Je trouve alors un sentier entre les herbes qui me fait passer devant la petite fontaine de Sainte Radegonde.et arrive à l’église Sainte Radegonde au moment où un bus Dix-Sept s’y présente. J’y grimpe. Dans une rue de Locmiquélic il se trouve bloqué par un camion. Tous les passagers voient déjà le bateau partir sans eux. Quand la voie se libère, le chauffeur de bus prévient du retard. Le bateau-bus déjà parti vient de faire demi-tour quand nous arrivons à Pen Mané, un que je n’ai jamais vu à sièges en plastique, nommé Corsaire.
A dix heures, le ciel redevenu très gris, je suis au Parisien où un homme à casquette lit Spinoza. Le patron déprime. Personne en  terrasse, c’est le retour de l’automne. « Il va falloir attendre le Festival pour voir du monde », lui dit un habitué. « Ce ne sera que sur une semaine et on n’a pas le droit de faire des concerts cette année », lui répond-il. La faute aux Jeux Olympiques.
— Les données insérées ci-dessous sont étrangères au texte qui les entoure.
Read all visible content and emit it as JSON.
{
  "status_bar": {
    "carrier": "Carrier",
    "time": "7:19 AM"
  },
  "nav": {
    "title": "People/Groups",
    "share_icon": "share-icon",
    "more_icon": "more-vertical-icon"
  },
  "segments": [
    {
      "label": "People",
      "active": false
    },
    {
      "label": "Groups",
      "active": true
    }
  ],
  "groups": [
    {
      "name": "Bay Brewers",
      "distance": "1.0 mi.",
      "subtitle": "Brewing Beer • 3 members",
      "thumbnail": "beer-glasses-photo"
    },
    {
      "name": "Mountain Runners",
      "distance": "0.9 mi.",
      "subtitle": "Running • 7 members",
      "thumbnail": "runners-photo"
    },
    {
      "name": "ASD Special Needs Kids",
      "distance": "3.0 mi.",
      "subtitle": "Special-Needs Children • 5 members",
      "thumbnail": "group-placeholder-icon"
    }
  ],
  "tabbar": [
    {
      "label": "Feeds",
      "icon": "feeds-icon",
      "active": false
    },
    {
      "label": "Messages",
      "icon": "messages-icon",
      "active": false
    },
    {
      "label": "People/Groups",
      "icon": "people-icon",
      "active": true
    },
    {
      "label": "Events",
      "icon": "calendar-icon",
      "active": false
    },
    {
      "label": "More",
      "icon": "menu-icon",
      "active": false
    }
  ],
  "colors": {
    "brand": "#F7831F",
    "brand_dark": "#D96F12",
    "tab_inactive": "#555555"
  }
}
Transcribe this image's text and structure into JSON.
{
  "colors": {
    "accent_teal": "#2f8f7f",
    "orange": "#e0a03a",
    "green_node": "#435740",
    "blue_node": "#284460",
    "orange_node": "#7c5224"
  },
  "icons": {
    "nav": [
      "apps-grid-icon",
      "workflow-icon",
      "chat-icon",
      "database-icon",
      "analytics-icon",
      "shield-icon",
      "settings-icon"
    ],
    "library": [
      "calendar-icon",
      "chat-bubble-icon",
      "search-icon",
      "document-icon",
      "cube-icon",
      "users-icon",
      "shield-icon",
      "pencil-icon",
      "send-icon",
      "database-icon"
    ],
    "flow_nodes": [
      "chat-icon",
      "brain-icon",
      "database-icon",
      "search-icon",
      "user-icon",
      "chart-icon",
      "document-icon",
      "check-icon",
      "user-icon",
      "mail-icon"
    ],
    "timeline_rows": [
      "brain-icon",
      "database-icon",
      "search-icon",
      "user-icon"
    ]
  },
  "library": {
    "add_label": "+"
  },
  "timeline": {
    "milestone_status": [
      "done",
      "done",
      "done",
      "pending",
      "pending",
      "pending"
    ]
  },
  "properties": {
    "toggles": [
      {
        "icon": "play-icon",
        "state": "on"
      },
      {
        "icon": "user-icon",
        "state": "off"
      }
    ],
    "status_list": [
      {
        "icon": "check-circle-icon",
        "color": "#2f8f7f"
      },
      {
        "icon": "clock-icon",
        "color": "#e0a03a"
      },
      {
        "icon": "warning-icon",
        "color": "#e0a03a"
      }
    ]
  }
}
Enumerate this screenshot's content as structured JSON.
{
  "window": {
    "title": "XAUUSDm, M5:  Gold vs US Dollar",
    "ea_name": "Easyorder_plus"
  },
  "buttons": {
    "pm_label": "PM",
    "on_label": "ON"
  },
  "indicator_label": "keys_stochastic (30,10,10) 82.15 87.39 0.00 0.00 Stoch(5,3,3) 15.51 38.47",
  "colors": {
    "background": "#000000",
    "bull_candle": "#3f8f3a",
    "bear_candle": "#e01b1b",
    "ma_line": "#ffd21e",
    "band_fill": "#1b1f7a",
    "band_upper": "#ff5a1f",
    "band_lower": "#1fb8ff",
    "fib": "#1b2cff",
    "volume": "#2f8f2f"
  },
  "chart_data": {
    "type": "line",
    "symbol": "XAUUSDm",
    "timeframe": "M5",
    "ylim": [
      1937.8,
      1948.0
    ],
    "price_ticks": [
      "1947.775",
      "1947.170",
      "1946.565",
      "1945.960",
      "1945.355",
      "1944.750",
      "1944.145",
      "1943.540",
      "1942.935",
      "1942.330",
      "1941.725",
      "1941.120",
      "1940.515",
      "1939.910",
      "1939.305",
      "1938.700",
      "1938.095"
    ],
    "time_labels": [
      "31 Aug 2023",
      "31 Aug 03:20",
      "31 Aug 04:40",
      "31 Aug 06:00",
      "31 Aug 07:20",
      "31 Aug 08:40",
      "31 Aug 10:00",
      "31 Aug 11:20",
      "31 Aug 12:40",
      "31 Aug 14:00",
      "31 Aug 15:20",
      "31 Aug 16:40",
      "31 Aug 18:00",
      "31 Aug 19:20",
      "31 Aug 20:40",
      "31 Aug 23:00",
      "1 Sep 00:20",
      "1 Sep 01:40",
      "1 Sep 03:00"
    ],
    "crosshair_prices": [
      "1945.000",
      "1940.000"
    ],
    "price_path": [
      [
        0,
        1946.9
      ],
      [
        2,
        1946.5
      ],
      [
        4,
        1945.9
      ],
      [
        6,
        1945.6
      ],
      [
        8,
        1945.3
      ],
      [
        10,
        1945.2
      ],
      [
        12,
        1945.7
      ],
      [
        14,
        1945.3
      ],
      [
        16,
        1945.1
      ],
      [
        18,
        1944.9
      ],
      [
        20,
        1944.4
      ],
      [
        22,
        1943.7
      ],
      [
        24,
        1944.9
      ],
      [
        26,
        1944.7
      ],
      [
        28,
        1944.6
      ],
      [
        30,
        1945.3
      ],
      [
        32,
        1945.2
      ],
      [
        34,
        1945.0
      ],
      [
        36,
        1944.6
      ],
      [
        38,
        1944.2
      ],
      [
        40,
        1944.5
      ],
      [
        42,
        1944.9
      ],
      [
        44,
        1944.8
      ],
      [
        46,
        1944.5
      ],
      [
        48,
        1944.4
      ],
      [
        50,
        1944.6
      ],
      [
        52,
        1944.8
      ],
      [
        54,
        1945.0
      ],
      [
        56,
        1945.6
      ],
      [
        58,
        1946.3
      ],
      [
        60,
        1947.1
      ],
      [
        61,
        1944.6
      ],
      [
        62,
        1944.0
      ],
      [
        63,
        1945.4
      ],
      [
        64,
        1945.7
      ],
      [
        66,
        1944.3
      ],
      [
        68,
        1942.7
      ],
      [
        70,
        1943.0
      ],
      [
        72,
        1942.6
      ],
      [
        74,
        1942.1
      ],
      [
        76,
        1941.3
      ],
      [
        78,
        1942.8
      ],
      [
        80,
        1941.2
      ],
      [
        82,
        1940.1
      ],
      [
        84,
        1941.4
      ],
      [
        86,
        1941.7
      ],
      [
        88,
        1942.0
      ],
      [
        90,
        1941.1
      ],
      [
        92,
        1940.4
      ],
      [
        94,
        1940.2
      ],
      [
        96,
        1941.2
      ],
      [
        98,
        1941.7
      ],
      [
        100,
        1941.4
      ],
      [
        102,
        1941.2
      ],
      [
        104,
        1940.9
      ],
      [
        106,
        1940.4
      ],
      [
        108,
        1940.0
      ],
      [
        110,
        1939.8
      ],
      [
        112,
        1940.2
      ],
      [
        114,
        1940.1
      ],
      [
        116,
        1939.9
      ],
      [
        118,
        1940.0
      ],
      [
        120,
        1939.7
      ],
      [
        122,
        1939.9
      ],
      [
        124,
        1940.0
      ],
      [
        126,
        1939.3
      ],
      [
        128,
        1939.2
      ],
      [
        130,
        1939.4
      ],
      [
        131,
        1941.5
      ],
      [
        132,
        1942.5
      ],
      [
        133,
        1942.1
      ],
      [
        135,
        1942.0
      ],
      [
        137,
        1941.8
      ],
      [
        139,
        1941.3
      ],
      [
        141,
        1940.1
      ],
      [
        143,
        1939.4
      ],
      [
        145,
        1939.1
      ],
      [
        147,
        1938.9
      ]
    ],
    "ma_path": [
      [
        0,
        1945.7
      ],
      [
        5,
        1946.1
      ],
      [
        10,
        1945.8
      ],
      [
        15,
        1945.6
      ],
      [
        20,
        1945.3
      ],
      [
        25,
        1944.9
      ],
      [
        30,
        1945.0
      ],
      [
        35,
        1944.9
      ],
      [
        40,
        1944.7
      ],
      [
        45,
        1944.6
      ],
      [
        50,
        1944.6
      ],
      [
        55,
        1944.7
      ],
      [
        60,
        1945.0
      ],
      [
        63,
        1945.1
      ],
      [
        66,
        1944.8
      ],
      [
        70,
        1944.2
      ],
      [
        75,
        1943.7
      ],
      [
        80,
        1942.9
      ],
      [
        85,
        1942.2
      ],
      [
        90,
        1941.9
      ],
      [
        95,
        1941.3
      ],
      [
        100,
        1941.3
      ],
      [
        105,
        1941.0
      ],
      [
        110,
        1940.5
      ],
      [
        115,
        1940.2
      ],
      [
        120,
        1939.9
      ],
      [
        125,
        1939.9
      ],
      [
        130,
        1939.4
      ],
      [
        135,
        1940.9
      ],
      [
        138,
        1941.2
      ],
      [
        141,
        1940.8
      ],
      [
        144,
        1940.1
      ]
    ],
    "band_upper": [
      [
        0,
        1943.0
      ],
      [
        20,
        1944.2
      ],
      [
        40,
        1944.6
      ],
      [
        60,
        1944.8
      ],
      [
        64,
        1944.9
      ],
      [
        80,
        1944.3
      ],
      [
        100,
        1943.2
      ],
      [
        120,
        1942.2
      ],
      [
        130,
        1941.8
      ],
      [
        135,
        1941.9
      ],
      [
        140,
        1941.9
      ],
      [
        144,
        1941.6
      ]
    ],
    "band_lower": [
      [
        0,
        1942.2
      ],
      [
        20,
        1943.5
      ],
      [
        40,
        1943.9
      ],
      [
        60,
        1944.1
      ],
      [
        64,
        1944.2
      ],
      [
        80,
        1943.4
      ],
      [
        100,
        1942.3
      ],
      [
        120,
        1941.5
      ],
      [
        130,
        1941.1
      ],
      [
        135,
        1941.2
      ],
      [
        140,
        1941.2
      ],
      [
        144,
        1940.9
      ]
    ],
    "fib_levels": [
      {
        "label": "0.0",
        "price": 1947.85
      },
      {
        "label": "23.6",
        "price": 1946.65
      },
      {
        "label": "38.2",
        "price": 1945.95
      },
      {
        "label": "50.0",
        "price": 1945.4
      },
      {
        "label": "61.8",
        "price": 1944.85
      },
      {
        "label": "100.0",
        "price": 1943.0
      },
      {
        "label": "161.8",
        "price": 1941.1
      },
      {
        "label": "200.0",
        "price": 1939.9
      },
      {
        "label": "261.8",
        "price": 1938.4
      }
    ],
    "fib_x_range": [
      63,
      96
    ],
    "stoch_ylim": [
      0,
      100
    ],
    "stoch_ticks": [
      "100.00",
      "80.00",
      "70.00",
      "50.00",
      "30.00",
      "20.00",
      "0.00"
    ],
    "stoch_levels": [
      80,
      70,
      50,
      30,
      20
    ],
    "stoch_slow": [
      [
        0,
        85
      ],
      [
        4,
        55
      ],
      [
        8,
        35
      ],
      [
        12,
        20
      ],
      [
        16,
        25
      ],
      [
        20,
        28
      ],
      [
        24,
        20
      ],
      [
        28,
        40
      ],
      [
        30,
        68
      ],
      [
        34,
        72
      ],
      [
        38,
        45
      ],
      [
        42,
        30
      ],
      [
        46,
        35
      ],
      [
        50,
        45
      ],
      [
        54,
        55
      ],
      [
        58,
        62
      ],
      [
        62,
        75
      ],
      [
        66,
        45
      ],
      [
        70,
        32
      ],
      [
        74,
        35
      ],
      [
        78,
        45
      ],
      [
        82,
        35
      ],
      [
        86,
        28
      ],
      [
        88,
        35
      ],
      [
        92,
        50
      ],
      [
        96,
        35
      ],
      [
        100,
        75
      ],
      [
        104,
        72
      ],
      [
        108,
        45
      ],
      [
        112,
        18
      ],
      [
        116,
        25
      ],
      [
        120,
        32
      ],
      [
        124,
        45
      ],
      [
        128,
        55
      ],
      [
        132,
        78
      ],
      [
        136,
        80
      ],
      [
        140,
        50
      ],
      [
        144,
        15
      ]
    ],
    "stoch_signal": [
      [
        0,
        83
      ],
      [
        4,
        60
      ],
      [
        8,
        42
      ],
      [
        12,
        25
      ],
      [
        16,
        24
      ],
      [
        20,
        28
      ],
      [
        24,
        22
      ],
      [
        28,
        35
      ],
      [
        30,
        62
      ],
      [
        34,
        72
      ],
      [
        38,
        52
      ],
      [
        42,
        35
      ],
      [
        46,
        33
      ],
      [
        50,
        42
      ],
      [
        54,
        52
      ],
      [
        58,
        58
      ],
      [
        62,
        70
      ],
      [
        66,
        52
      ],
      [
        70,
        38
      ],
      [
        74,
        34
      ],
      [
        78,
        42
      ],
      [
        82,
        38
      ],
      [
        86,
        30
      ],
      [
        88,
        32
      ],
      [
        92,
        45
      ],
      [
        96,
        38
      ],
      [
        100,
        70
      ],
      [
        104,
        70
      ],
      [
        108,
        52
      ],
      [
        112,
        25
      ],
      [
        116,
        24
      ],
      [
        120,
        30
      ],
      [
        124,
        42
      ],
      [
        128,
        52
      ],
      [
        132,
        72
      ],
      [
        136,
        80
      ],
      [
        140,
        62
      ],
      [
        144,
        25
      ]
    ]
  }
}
Pour déjeuner, je choisis Le Vauban, une brasserie d’importance situé près de l’église à cent mètres de mon studio Air Bibi. Pour quinze euros quatre-vingt-dix, la formule du jour propose lapin au riz et mousse au chocolat avec un quart de vin rouge. Il y a du monde, des locaux uniquement, qui mangent là assez souvent. La patronne dirige le service derrière son comptoir et celui-ci est effectué par deux serveuses qui semblent être sœurs ou alors mère et fille. La cuisine est à mon goût.
Je prends le café (un euro soixante) dans la rue du Port, au Café Crème, un bar tabac qui rouvre ce jour après trois semaines de travaux, sous un auvent qui m’abrite des premières gouttes de pluie et du vent. J’y reprends la lecture de Proust et son père. Près de moi, deux commerçantes évoquent un drame local : « Tu te rends compte, ils ont trimé toute leur vie, ils vendent le Gallia et en deux jours ils meurent tous les deux. »
                                                                           *
A Vannes, une chanson peu connue de Françoise Hardy dans laquelle elle exprime le souhait de quitter cette ville du Morbihan pour La Havane. On pourrait écrire la même avec Lorient et l’Orient. Personnellement, même sous la pluie, ni Vannes ni Lorient ne me donnent envie de les quitter pour de lointaines contrées ensoleillées.